21st Century Fox (FOXA) will need to show its investors that its strategies are working as the presidential election nears, but management turmoil may create some near-term overhang.
"Advertising is also doing well at the present time give heightened viewing levels at Fox News, although we are mindful that the network will undoubtedly be going through some form of a transition in years ahead given recent managerial changes," Pivotal Research analyst Brian Wieser wrote in a note to clients. Wieser rates Fox shares buy with a $38 price target.
Despite strong advertising figures because of heightened viewership due to the election, there are concerns about management transition due to Roger Ailes stepping down at Fox News may cause a transition in the coming years. "Other concerns around margin pressures, managerial changes at the film studio and relative weakness at the broadcast network are evident," Wieser added.

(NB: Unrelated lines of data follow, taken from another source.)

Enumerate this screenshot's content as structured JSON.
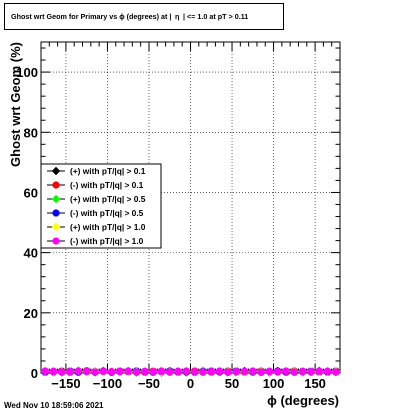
{
  "chart_data": {
    "type": "scatter",
    "title": "Ghost wrt Geom for Primary vs ϕ (degrees) at | η | <= 1.0 at pT > 0.11",
    "xlabel": "ϕ (degrees)",
    "ylabel": "Ghost wrt Geom (%)",
    "xlim": [
      -180,
      180
    ],
    "ylim": [
      0,
      110
    ],
    "x_ticks": [
      -150,
      -100,
      -50,
      0,
      50,
      100,
      150
    ],
    "y_ticks": [
      0,
      20,
      40,
      60,
      80,
      100
    ],
    "grid": true,
    "legend_position": "left-middle",
    "x": [
      -175,
      -165,
      -155,
      -145,
      -135,
      -125,
      -115,
      -105,
      -95,
      -85,
      -75,
      -65,
      -55,
      -45,
      -35,
      -25,
      -15,
      -5,
      5,
      15,
      25,
      35,
      45,
      55,
      65,
      75,
      85,
      95,
      105,
      115,
      125,
      135,
      145,
      155,
      165,
      175
    ],
    "series": [
      {
        "name": "(+) with pT/|q| > 0.1",
        "color": "#000000",
        "marker": "diamond",
        "values": [
          0.4,
          0.6,
          0.3,
          0.5,
          0.7,
          0.4,
          0.3,
          0.6,
          0.5,
          0.4,
          0.6,
          0.3,
          0.5,
          0.4,
          0.2,
          0.6,
          0.5,
          0.3,
          0.4,
          0.6,
          0.5,
          0.4,
          0.3,
          0.5,
          0.6,
          0.4,
          0.5,
          0.3,
          0.6,
          0.4,
          0.5,
          0.3,
          0.4,
          0.6,
          0.5,
          0.4
        ]
      },
      {
        "name": "(-) with pT/|q| > 0.1",
        "color": "#ff0000",
        "marker": "circle",
        "values": [
          0.5,
          0.4,
          0.6,
          0.3,
          0.5,
          0.7,
          0.4,
          0.5,
          0.3,
          0.6,
          0.4,
          0.5,
          0.3,
          0.6,
          0.4,
          0.5,
          0.3,
          0.4,
          0.6,
          0.5,
          0.3,
          0.4,
          0.6,
          0.5,
          0.3,
          0.4,
          0.6,
          0.5,
          0.4,
          0.3,
          0.6,
          0.5,
          0.4,
          0.3,
          0.5,
          0.6
        ]
      },
      {
        "name": "(+) with pT/|q| > 0.5",
        "color": "#00ff00",
        "marker": "diamond",
        "values": [
          0.6,
          0.3,
          0.5,
          0.6,
          0.4,
          0.5,
          0.6,
          0.3,
          0.5,
          0.4,
          0.6,
          0.5,
          0.4,
          0.3,
          0.5,
          0.6,
          0.4,
          0.5,
          0.3,
          0.6,
          0.4,
          0.5,
          0.6,
          0.3,
          0.4,
          0.5,
          0.6,
          0.4,
          0.3,
          0.5,
          0.6,
          0.4,
          0.5,
          0.3,
          0.6,
          0.4
        ]
      },
      {
        "name": "(-) with pT/|q| > 0.5",
        "color": "#0000ff",
        "marker": "circle",
        "values": [
          0.3,
          0.5,
          0.4,
          0.6,
          0.3,
          0.5,
          0.4,
          0.6,
          0.3,
          0.5,
          0.4,
          0.6,
          0.5,
          0.3,
          0.4,
          0.6,
          0.5,
          0.4,
          0.3,
          0.5,
          0.6,
          0.4,
          0.3,
          0.6,
          0.5,
          0.4,
          0.3,
          0.5,
          0.6,
          0.4,
          0.3,
          0.5,
          0.6,
          0.4,
          0.3,
          0.5
        ]
      },
      {
        "name": "(+) with pT/|q| > 1.0",
        "color": "#ffff00",
        "marker": "diamond",
        "values": [
          0.5,
          0.6,
          0.4,
          0.5,
          0.6,
          0.3,
          0.5,
          0.4,
          0.6,
          0.5,
          0.3,
          0.4,
          0.6,
          0.5,
          0.3,
          0.4,
          0.5,
          0.6,
          0.4,
          0.3,
          0.5,
          0.6,
          0.4,
          0.5,
          0.3,
          0.6,
          0.4,
          0.5,
          0.3,
          0.6,
          0.4,
          0.5,
          0.6,
          0.3,
          0.4,
          0.5
        ]
      },
      {
        "name": "(-) with pT/|q| > 1.0",
        "color": "#ff00ff",
        "marker": "circle",
        "values": [
          0.6,
          0.5,
          0.3,
          0.4,
          0.6,
          0.5,
          0.3,
          0.6,
          0.4,
          0.5,
          0.6,
          0.3,
          0.5,
          0.4,
          0.6,
          0.3,
          0.5,
          0.6,
          0.4,
          0.3,
          0.5,
          0.6,
          0.3,
          0.4,
          0.5,
          0.6,
          0.3,
          0.5,
          0.4,
          0.6,
          0.3,
          0.5,
          0.4,
          0.6,
          0.5,
          0.3
        ]
      }
    ]
  },
  "footer": {
    "timestamp": "Wed Nov 10 18:59:06 2021"
  }
}
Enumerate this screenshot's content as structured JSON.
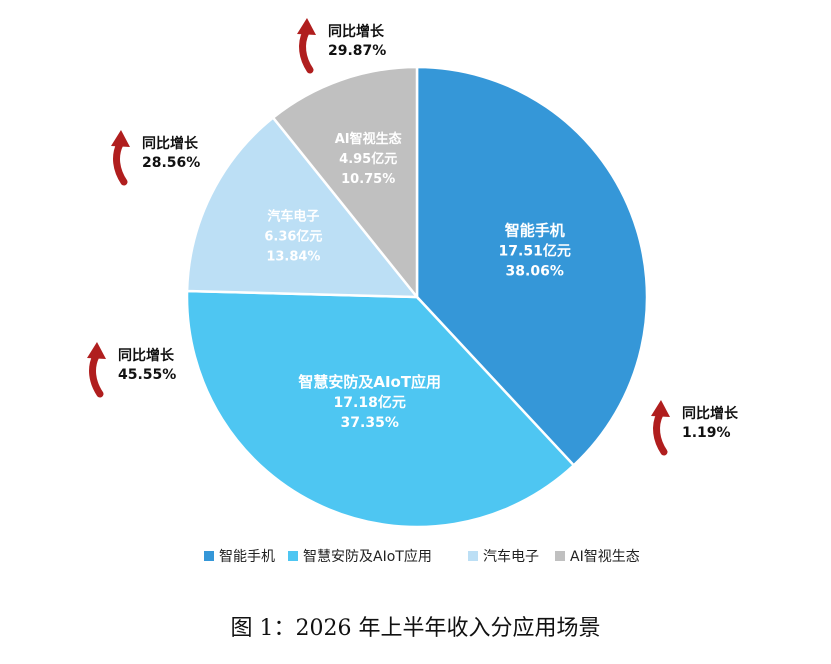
{
  "chart_data": {
    "type": "pie",
    "categories": [
      "智能手机",
      "智慧安防及AIoT应用",
      "汽车电子",
      "AI智视生态"
    ],
    "values": [
      17.51,
      17.18,
      6.36,
      4.95
    ],
    "value_labels": [
      "17.51亿元",
      "17.18亿元",
      "6.36亿元",
      "4.95亿元"
    ],
    "percent_labels": [
      "38.06%",
      "37.35%",
      "13.84%",
      "10.75%"
    ],
    "percents": [
      38.06,
      37.35,
      13.84,
      10.75
    ],
    "colors": [
      "#3597d8",
      "#4ec6f2",
      "#bcdff5",
      "#c0c0c0"
    ],
    "growth_title": "同比增长",
    "growth_values": [
      "1.19%",
      "45.55%",
      "28.56%",
      "29.87%"
    ],
    "growth_arrow_color": "#b01e1e",
    "legend_position": "bottom"
  },
  "caption": "图 1：2026 年上半年收入分应用场景"
}
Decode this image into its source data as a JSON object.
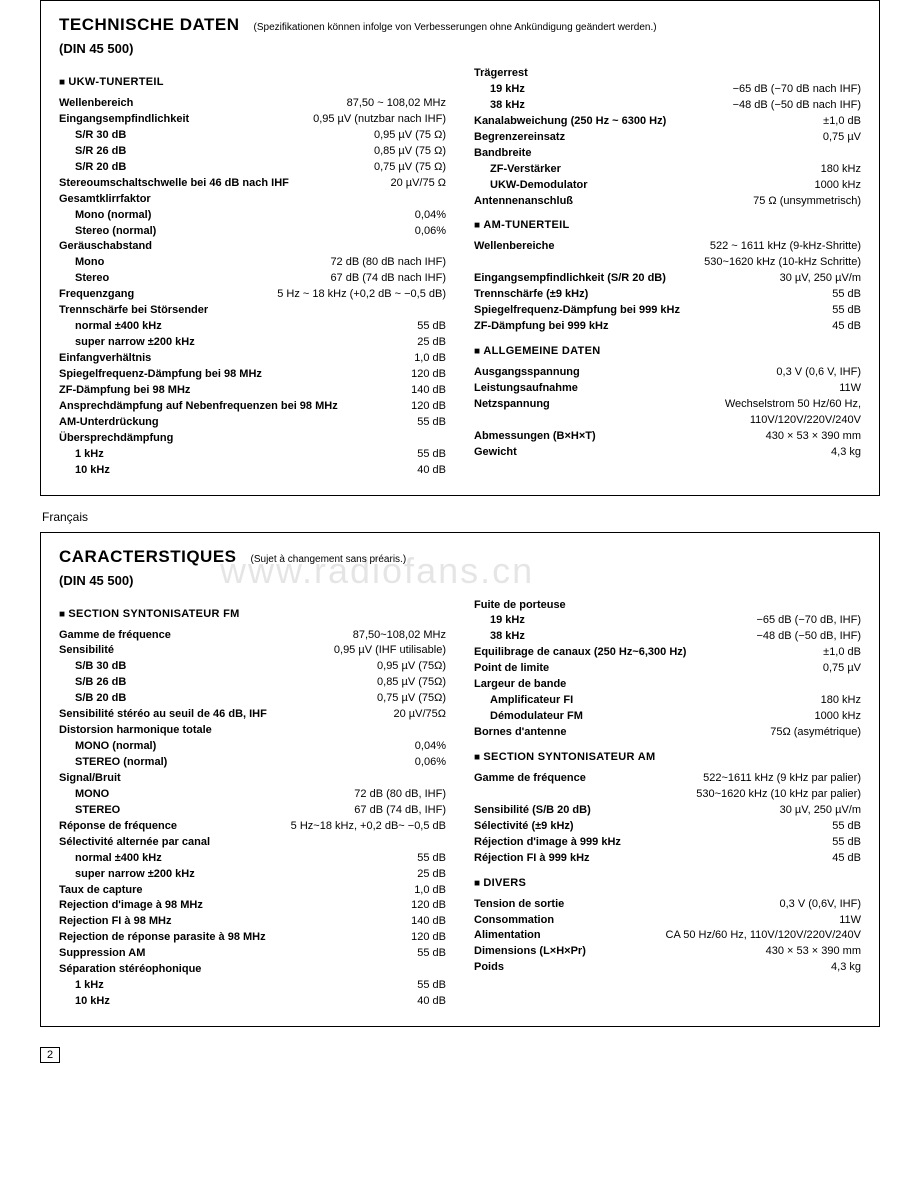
{
  "watermark": "www.radiofans.cn",
  "page_number": "2",
  "lang_label_fr": "Français",
  "de": {
    "title": "TECHNISCHE DATEN",
    "subtitle": "(Spezifikationen können infolge von Verbesserungen ohne Ankündigung geändert werden.)",
    "din": "(DIN 45 500)",
    "left": {
      "section": "UKW-TUNERTEIL",
      "rows": [
        {
          "l": "Wellenbereich",
          "v": "87,50 ~ 108,02 MHz",
          "b": true
        },
        {
          "l": "Eingangsempfindlichkeit",
          "v": "0,95 µV (nutzbar nach IHF)",
          "b": true
        },
        {
          "l": "S/R 30 dB",
          "v": "0,95 µV (75 Ω)",
          "i": 1,
          "b": true
        },
        {
          "l": "S/R 26 dB",
          "v": "0,85 µV (75 Ω)",
          "i": 1,
          "b": true
        },
        {
          "l": "S/R 20 dB",
          "v": "0,75 µV (75 Ω)",
          "i": 1,
          "b": true
        },
        {
          "l": "Stereoumschaltschwelle bei 46 dB nach IHF",
          "v": "20 µV/75 Ω",
          "b": true
        },
        {
          "l": "Gesamtklirrfaktor",
          "v": "",
          "b": true
        },
        {
          "l": "Mono (normal)",
          "v": "0,04%",
          "i": 1,
          "b": true
        },
        {
          "l": "Stereo (normal)",
          "v": "0,06%",
          "i": 1,
          "b": true
        },
        {
          "l": "Geräuschabstand",
          "v": "",
          "b": true
        },
        {
          "l": "Mono",
          "v": "72 dB (80 dB nach IHF)",
          "i": 1,
          "b": true
        },
        {
          "l": "Stereo",
          "v": "67 dB (74 dB nach IHF)",
          "i": 1,
          "b": true
        },
        {
          "l": "Frequenzgang",
          "v": "5 Hz ~ 18 kHz (+0,2 dB ~ −0,5 dB)",
          "b": true
        },
        {
          "l": "Trennschärfe bei Störsender",
          "v": "",
          "b": true
        },
        {
          "l": "normal ±400 kHz",
          "v": "55 dB",
          "i": 1,
          "b": true
        },
        {
          "l": "super narrow ±200 kHz",
          "v": "25 dB",
          "i": 1,
          "b": true
        },
        {
          "l": "Einfangverhältnis",
          "v": "1,0 dB",
          "b": true
        },
        {
          "l": "Spiegelfrequenz-Dämpfung bei 98 MHz",
          "v": "120 dB",
          "b": true
        },
        {
          "l": "ZF-Dämpfung bei 98 MHz",
          "v": "140 dB",
          "b": true
        },
        {
          "l": "Ansprechdämpfung auf Nebenfrequenzen bei 98 MHz",
          "v": "120 dB",
          "b": true
        },
        {
          "l": "AM-Unterdrückung",
          "v": "55 dB",
          "b": true
        },
        {
          "l": "Übersprechdämpfung",
          "v": "",
          "b": true
        },
        {
          "l": "1 kHz",
          "v": "55 dB",
          "i": 1,
          "b": true
        },
        {
          "l": "10 kHz",
          "v": "40 dB",
          "i": 1,
          "b": true
        }
      ]
    },
    "right": {
      "top_rows": [
        {
          "l": "Trägerrest",
          "v": "",
          "b": true
        },
        {
          "l": "19 kHz",
          "v": "−65 dB (−70 dB nach IHF)",
          "i": 1,
          "b": true
        },
        {
          "l": "38 kHz",
          "v": "−48 dB (−50 dB nach IHF)",
          "i": 1,
          "b": true
        },
        {
          "l": "Kanalabweichung (250 Hz ~ 6300 Hz)",
          "v": "±1,0 dB",
          "b": true
        },
        {
          "l": "Begrenzereinsatz",
          "v": "0,75 µV",
          "b": true
        },
        {
          "l": "Bandbreite",
          "v": "",
          "b": true
        },
        {
          "l": "ZF-Verstärker",
          "v": "180 kHz",
          "i": 1,
          "b": true
        },
        {
          "l": "UKW-Demodulator",
          "v": "1000 kHz",
          "i": 1,
          "b": true
        },
        {
          "l": "Antennenanschluß",
          "v": "75 Ω (unsymmetrisch)",
          "b": true
        }
      ],
      "am_section": "AM-TUNERTEIL",
      "am_rows": [
        {
          "l": "Wellenbereiche",
          "v": "522 ~ 1611 kHz (9-kHz-Shritte)",
          "b": true
        },
        {
          "l": "",
          "v": "530~1620 kHz (10-kHz Schritte)"
        },
        {
          "l": "Eingangsempfindlichkeit (S/R 20 dB)",
          "v": "30 µV, 250 µV/m",
          "b": true
        },
        {
          "l": "Trennschärfe (±9 kHz)",
          "v": "55 dB",
          "b": true
        },
        {
          "l": "Spiegelfrequenz-Dämpfung bei 999 kHz",
          "v": "55 dB",
          "b": true
        },
        {
          "l": "ZF-Dämpfung bei 999 kHz",
          "v": "45 dB",
          "b": true
        }
      ],
      "gen_section": "ALLGEMEINE DATEN",
      "gen_rows": [
        {
          "l": "Ausgangsspannung",
          "v": "0,3 V (0,6 V, IHF)",
          "b": true
        },
        {
          "l": "Leistungsaufnahme",
          "v": "11W",
          "b": true
        },
        {
          "l": "Netzspannung",
          "v": "Wechselstrom 50 Hz/60 Hz,",
          "b": true
        },
        {
          "l": "",
          "v": "110V/120V/220V/240V"
        },
        {
          "l": "Abmessungen (B×H×T)",
          "v": "430 × 53 × 390 mm",
          "b": true
        },
        {
          "l": "Gewicht",
          "v": "4,3 kg",
          "b": true
        }
      ]
    }
  },
  "fr": {
    "title": "CARACTERSTIQUES",
    "subtitle": "(Sujet à changement sans préaris.)",
    "din": "(DIN 45 500)",
    "left": {
      "section": "SECTION SYNTONISATEUR FM",
      "rows": [
        {
          "l": "Gamme de fréquence",
          "v": "87,50~108,02 MHz",
          "b": true
        },
        {
          "l": "Sensibilité",
          "v": "0,95 µV (IHF utilisable)",
          "b": true
        },
        {
          "l": "S/B 30 dB",
          "v": "0,95 µV (75Ω)",
          "i": 1,
          "b": true
        },
        {
          "l": "S/B 26 dB",
          "v": "0,85 µV (75Ω)",
          "i": 1,
          "b": true
        },
        {
          "l": "S/B 20 dB",
          "v": "0,75 µV (75Ω)",
          "i": 1,
          "b": true
        },
        {
          "l": "Sensibilité stéréo au seuil de 46 dB, IHF",
          "v": "20 µV/75Ω",
          "b": true
        },
        {
          "l": "Distorsion harmonique totale",
          "v": "",
          "b": true
        },
        {
          "l": "MONO (normal)",
          "v": "0,04%",
          "i": 1,
          "b": true
        },
        {
          "l": "STEREO (normal)",
          "v": "0,06%",
          "i": 1,
          "b": true
        },
        {
          "l": "Signal/Bruit",
          "v": "",
          "b": true
        },
        {
          "l": "MONO",
          "v": "72 dB (80 dB, IHF)",
          "i": 1,
          "b": true
        },
        {
          "l": "STEREO",
          "v": "67 dB (74 dB, IHF)",
          "i": 1,
          "b": true
        },
        {
          "l": "Réponse de fréquence",
          "v": "5 Hz~18 kHz, +0,2 dB~ −0,5 dB",
          "b": true
        },
        {
          "l": "Sélectivité alternée par canal",
          "v": "",
          "b": true
        },
        {
          "l": "normal ±400 kHz",
          "v": "55 dB",
          "i": 1,
          "b": true
        },
        {
          "l": "super narrow ±200 kHz",
          "v": "25 dB",
          "i": 1,
          "b": true
        },
        {
          "l": "Taux de capture",
          "v": "1,0 dB",
          "b": true
        },
        {
          "l": "Rejection d'image à 98 MHz",
          "v": "120 dB",
          "b": true
        },
        {
          "l": "Rejection FI à 98 MHz",
          "v": "140 dB",
          "b": true
        },
        {
          "l": "Rejection de réponse parasite à 98 MHz",
          "v": "120 dB",
          "b": true
        },
        {
          "l": "Suppression AM",
          "v": "55 dB",
          "b": true
        },
        {
          "l": "Séparation stéréophonique",
          "v": "",
          "b": true
        },
        {
          "l": "1 kHz",
          "v": "55 dB",
          "i": 1,
          "b": true
        },
        {
          "l": "10 kHz",
          "v": "40 dB",
          "i": 1,
          "b": true
        }
      ]
    },
    "right": {
      "top_rows": [
        {
          "l": "Fuite de porteuse",
          "v": "",
          "b": true
        },
        {
          "l": "19 kHz",
          "v": "−65 dB (−70 dB, IHF)",
          "i": 1,
          "b": true
        },
        {
          "l": "38 kHz",
          "v": "−48 dB (−50 dB, IHF)",
          "i": 1,
          "b": true
        },
        {
          "l": "Equilibrage de canaux (250 Hz~6,300 Hz)",
          "v": "±1,0 dB",
          "b": true
        },
        {
          "l": "Point de limite",
          "v": "0,75 µV",
          "b": true
        },
        {
          "l": "Largeur de bande",
          "v": "",
          "b": true
        },
        {
          "l": "Amplificateur FI",
          "v": "180 kHz",
          "i": 1,
          "b": true
        },
        {
          "l": "Démodulateur FM",
          "v": "1000 kHz",
          "i": 1,
          "b": true
        },
        {
          "l": "Bornes d'antenne",
          "v": "75Ω (asymétrique)",
          "b": true
        }
      ],
      "am_section": "SECTION SYNTONISATEUR AM",
      "am_rows": [
        {
          "l": "Gamme de fréquence",
          "v": "522~1611 kHz (9 kHz par palier)",
          "b": true
        },
        {
          "l": "",
          "v": "530~1620 kHz (10 kHz par palier)"
        },
        {
          "l": "Sensibilité (S/B 20 dB)",
          "v": "30 µV, 250 µV/m",
          "b": true
        },
        {
          "l": "Sélectivité (±9 kHz)",
          "v": "55 dB",
          "b": true
        },
        {
          "l": "Réjection d'image à 999 kHz",
          "v": "55 dB",
          "b": true
        },
        {
          "l": "Réjection FI à 999 kHz",
          "v": "45 dB",
          "b": true
        }
      ],
      "gen_section": "DIVERS",
      "gen_rows": [
        {
          "l": "Tension de sortie",
          "v": "0,3 V (0,6V, IHF)",
          "b": true
        },
        {
          "l": "Consommation",
          "v": "11W",
          "b": true
        },
        {
          "l": "Alimentation",
          "v": "CA 50 Hz/60 Hz, 110V/120V/220V/240V",
          "b": true
        },
        {
          "l": "Dimensions (L×H×Pr)",
          "v": "430 × 53 × 390 mm",
          "b": true
        },
        {
          "l": "Poids",
          "v": "4,3 kg",
          "b": true
        }
      ]
    }
  }
}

The company's film segment will also come under scrutiny when it reports fiscal first-quarter results on November 2, especially in light of the strong performance from Deadpool in the calendar first quarter.
The Ryan Reynolds-led movie generated $782.6 million at the global box office, thanks to strong reviews, but the company's summer-movie slate was unable to live up to those results. Movies like Ice Age: Collision Course and Independence Day: Resurgence (released domestically on June 24) have been seen as both critical and commercial missteps. Both films grossed the least amount of money in their respective franchises and Independence Day: Resurgence will likely have to look to digital, DVD and home media sales to turn a profit, after generating ticket sales of just $386 million on a budget of $165 million.
Fox took control of the media assets of National Geographic in 2015, including the magazine and map, owning 73% of the company. In 2014, Fox tried to buy Time Warner for $85 a share, but was rebuffed in its efforts and never returned to make another bid.
Analysts surveyed by Yahoo! Finance expect the company to earn 44 cents a share on $6.49 billion in revenues.
These three ETFs may benefit if investors like what the New York-based Fox has to say about the past 90 days and the media environment in general.
PowerShares Dynamic Media Portfolio ETF
Though Fox isn't a top holding of the PowerShares Dynamic Media Portfolio ETF (PBS) , its results are sure to have an impact on the media sector. This ETF has $80.8 million in assets under management and sports a 0.62% expense ratio.
Jefferies analyst led by John Janedis, wrote they expected increased profitability in the Film segment for the fiscal first-quarter, noting that the majority of the expenses occurred in the fiscal fourth-quarter. However, the analysts noted the overall film slate "did not exceed expectations in terms of its total box office performance."
Jefferies has a buy rating and a $32 price target on shares.Fidelity MSCI Consumer Discretionary Index ETF
Even though Fox isn't a part of the Fidelity MSCI Consumer Discretionary Index ETF (FDIS) , Time Warner is. There are some industry observers that believe Fox may make another run at Time Warner, though chances of a deal are low.
The $238.8 million fund charges investors 0.12% in expenses and Time Warner accounts for 2.12% of the portfolio.
BMO Capital Markets analyst Daniel Salmon, who has a outperform rating and a $31 price target, likes the company's long-term opportunities, citing "retransmission fee growth, a strong sports franchise, stable to growing cable network subscribers." Salmon also noted the company's television slate has a few potentials for breakout new shows this season (including Pitch and Son of Zorn) to add to Empire and Gotham."
PowerShares Dynamic Leisure and Entertainment Portfolio ETF
The Jeff Bewkes-led Time Warner is in the process of being acquired by AT&T, but Fox had previously tried to acquire the parent company of HBO. This ETF has $104.3 million in assets under management and has a 0.63% expense ratio.